Thais usually don't shake hands but instead ‘wai’ which is raising both hands gracefully and unhurriedly, palm to palm, fingers together and close to the body, bringing them in a prayer- like gesture to the head while bowing slightly. The ‘wai’ is the traditional Thai greeting. Why wai? To Thai people, it’s second nature. If you are a foreigner in Thailand, you will show and receive respect by following this customary greeting, although many Thais will also (somewhat reluctantly) accept a handshake from you.

The wai is a graceful, totally unique action practiced throughout Thailand. It plays a very important part in showing respect, and is central to Thai etiquette. For the most part Thais do not want to touch your sweaty, grubby little hands, so it's a good idea to learn how to wai. The European kiss-on-each-cheek-greeting will certainly alarm a Thai, especially if you are a man doing this to a woman who isn't your wife or girlfriend!

The wai can be very confusing for anyone not brought up with it. This is especially at large gatherings when, if not familiar with this kind of situation, you may feel like you have been waiing, bowing and smiling a hundred times. However, the plus side is that being spontaneously wai-ed to by others is a pleasant feeling!

When being wai-ed to (by an adult, that is), you would be considered impolite if you didn't return or at least acknowledge the wai. This is something especially difficult to do when you are carrying a lot of bags or in the middle of eating dinner with your hands full, and someone offers an unexoected wai. At the very least, you can grunt and nod! It doesn’t really matter if you have something in your hands at the time – the mobile phone-between-palms wai is a familiar sight in Thailand! Only monks and royalty do not need to return a wai. More details on how to why in an article by 'Wit' here.

As well as being a greeting, a wai is a show of respect. It can be difficult to determine when you should wai or when someone should wai you. As a foreigner, it's just easiest to wai important people as soon as possible. If someone is going to wai you first, they probably already beat you to it.

However, if you really want to know when to wai, this depends on your relationship to the other person. The person of higher social status will always be wai-ed to. Your bank manager, company owner, school headmaster and local mayor would all expect an unprompted wai, for example. You inevitably have only a few seconds to decide this when you meet, but it's best to err on the side of waiing first if you are unsure.

One easy determination is age. If someone is older than you, then you should wai them unless they are someone whom you employ, such as a housekeeper. Additionally, you probably wouldn’t wai anyone who you are paying for service, such as waiters, tailors, vendors, shopkeepers or taxi drivers. You also wouldn't wai your peers and friends, though Thai people that haven’t seen each other for a while often do. When leaving a party or other social gathering, you should probably wai everyone (though not necessarily individually!), as this is the polite way to excuse yourself from the festivities.

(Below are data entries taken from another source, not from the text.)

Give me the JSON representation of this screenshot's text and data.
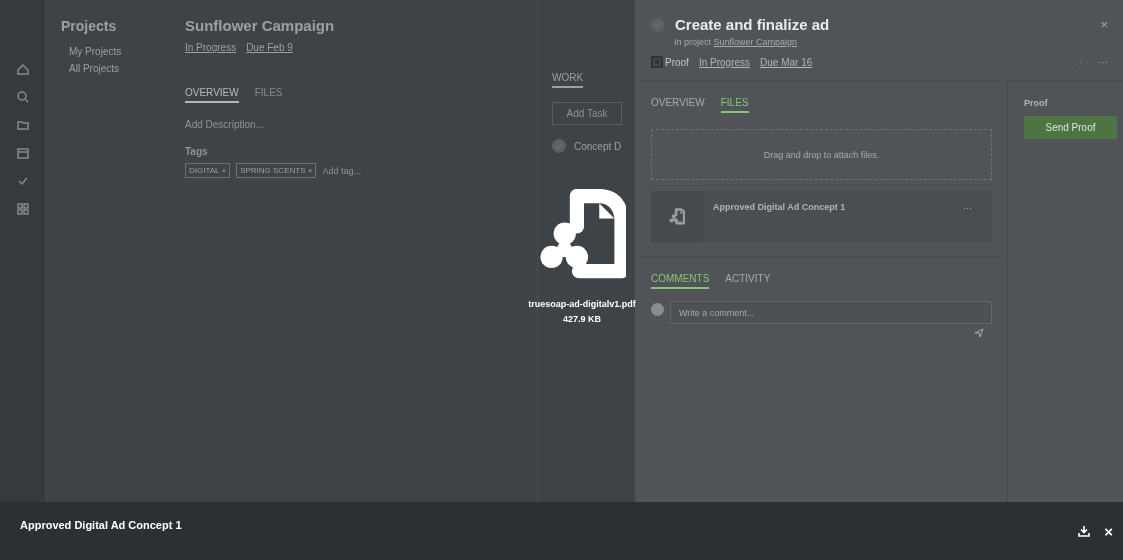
{
  "sidebar": {
    "title": "Projects",
    "items": [
      {
        "label": "My Projects",
        "selected": false
      },
      {
        "label": "All Projects",
        "selected": false
      }
    ]
  },
  "project": {
    "title": "Sunflower Campaign",
    "status": "In Progress",
    "due": "Due Feb 9",
    "tabs": [
      {
        "label": "OVERVIEW",
        "selected": true
      },
      {
        "label": "FILES",
        "selected": false
      }
    ],
    "description_placeholder": "Add Description...",
    "tags_label": "Tags",
    "tags": [
      "DIGITAL",
      "SPRING SCENTS"
    ],
    "tag_remove": "×",
    "add_tag_placeholder": "Add tag...",
    "work": {
      "tab": "WORK",
      "add_button": "Add Task",
      "tasks": [
        {
          "label": "Concept D",
          "done": true
        }
      ]
    }
  },
  "task": {
    "title": "Create and finalize ad",
    "done": true,
    "project_prefix": "In project",
    "project_link": "Sunflower Campaign",
    "type": "Proof",
    "status": "In Progress",
    "due": "Due Mar 16",
    "more": "···",
    "close": "×",
    "tabs": [
      {
        "label": "OVERVIEW",
        "selected": false
      },
      {
        "label": "FILES",
        "selected": true
      }
    ],
    "dropzone": "Drag and drop to attach files.",
    "files": [
      {
        "name": "Approved Digital Ad Concept 1",
        "more": "···"
      }
    ],
    "comment_tabs": [
      {
        "label": "COMMENTS",
        "selected": true
      },
      {
        "label": "ACTIVITY",
        "selected": false
      }
    ],
    "comment_placeholder": "Write a comment...",
    "side": {
      "title": "Proof",
      "button": "Send Proof"
    }
  },
  "preview": {
    "filename": "truesoap-ad-digitalv1.pdf",
    "size": "427.9 KB"
  },
  "viewer_bar": {
    "title": "Approved Digital Ad Concept 1",
    "close": "×"
  }
}
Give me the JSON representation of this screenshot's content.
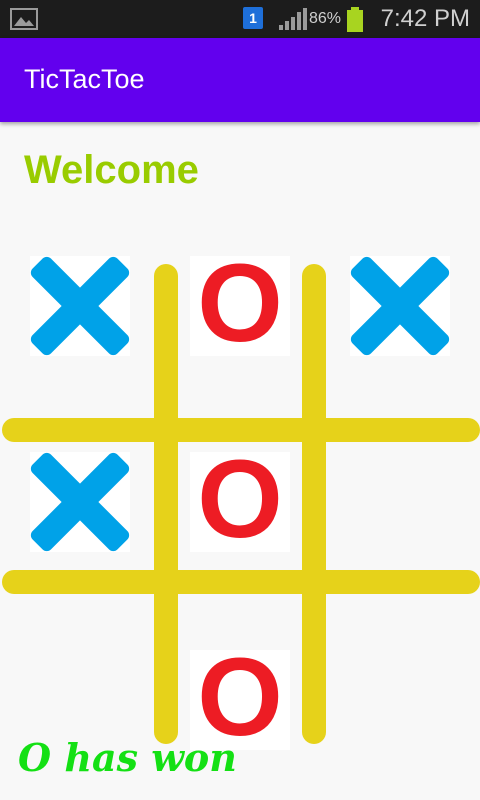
{
  "status_bar": {
    "notification_badge": "1",
    "battery_percent": "86%",
    "time": "7:42 PM"
  },
  "app_bar": {
    "title": "TicTacToe"
  },
  "welcome_text": "Welcome",
  "board": {
    "cells": [
      "X",
      "O",
      "X",
      "X",
      "O",
      "",
      "",
      "O",
      ""
    ],
    "x_color": "#00a2e8",
    "o_color": "#ed1c24",
    "line_color": "#e6d21a"
  },
  "result_text": "O has won",
  "icons": [
    "gallery-icon",
    "signal-icon",
    "battery-icon"
  ]
}
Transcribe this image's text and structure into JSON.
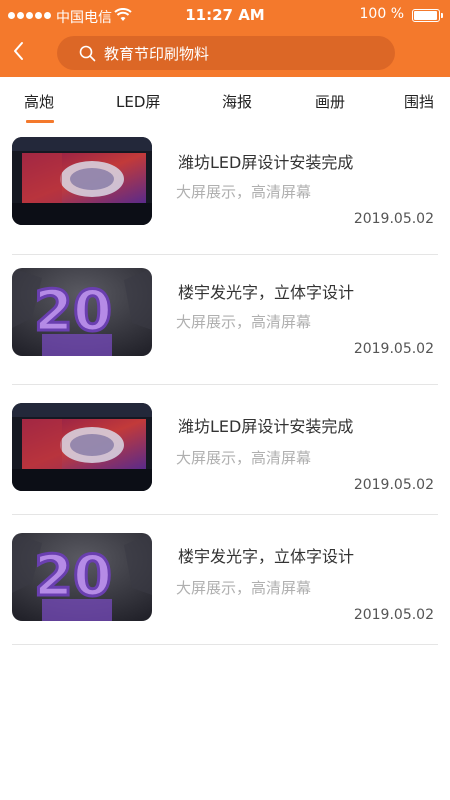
{
  "status_bar": {
    "carrier": "中国电信",
    "time": "11:27 AM",
    "battery": "100 %",
    "battery_level": 1.0
  },
  "header": {
    "back_icon": "chevron-left-icon",
    "search_icon": "search-icon",
    "search_text": "教育节印刷物料",
    "accent_color": "#f4792c"
  },
  "tabs": [
    {
      "label": "高炮",
      "active": true
    },
    {
      "label": "LED屏",
      "active": false
    },
    {
      "label": "海报",
      "active": false
    },
    {
      "label": "画册",
      "active": false
    },
    {
      "label": "围挡",
      "active": false
    }
  ],
  "items": [
    {
      "title": "潍坊LED屏设计安装完成",
      "subtitle": "大屏展示，高清屏幕",
      "date": "2019.05.02",
      "image": "led-screen-thumbnail"
    },
    {
      "title": "楼宇发光字，立体字设计",
      "subtitle": "大屏展示，高清屏幕",
      "date": "2019.05.02",
      "image": "neon-20-sign-thumbnail"
    },
    {
      "title": "潍坊LED屏设计安装完成",
      "subtitle": "大屏展示，高清屏幕",
      "date": "2019.05.02",
      "image": "led-screen-thumbnail"
    },
    {
      "title": "楼宇发光字，立体字设计",
      "subtitle": "大屏展示，高清屏幕",
      "date": "2019.05.02",
      "image": "neon-20-sign-thumbnail"
    }
  ]
}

You will also wai when receiving a gift from a superior, as a sign of thanks. Make your wai before you reach to take the object. While listening to a Buddhist sermon, it is also customary to hold a wai during the entire programme. You may even notice that as drivers of vehicles pass a sacred monument, they will wai - even taking their hands off the wheel!

If all that wasn't confusing enough, there are different kinds of wais. The normal wai is with your hands pressed together at about chest level, presenting a slight bow with your body. The wai to a superior is with the tips of your fingers at nose level, still bowing your body. To convey the most respect and gratitude, you will wai with your fingertips at mouth level and present a deeper and longer bow.

The wai is a delicate, graceful gesture when performed by Thais. It may look somewhat more awkward and sometimes even comical when foreigners try it initially, but the attempt will still be most appreciated, as Thai people are very accepting in this regard. It might take you some time to perfect your technique, but this charming greeting will become second-nature in no time at all. Getting right is another thing – good luck!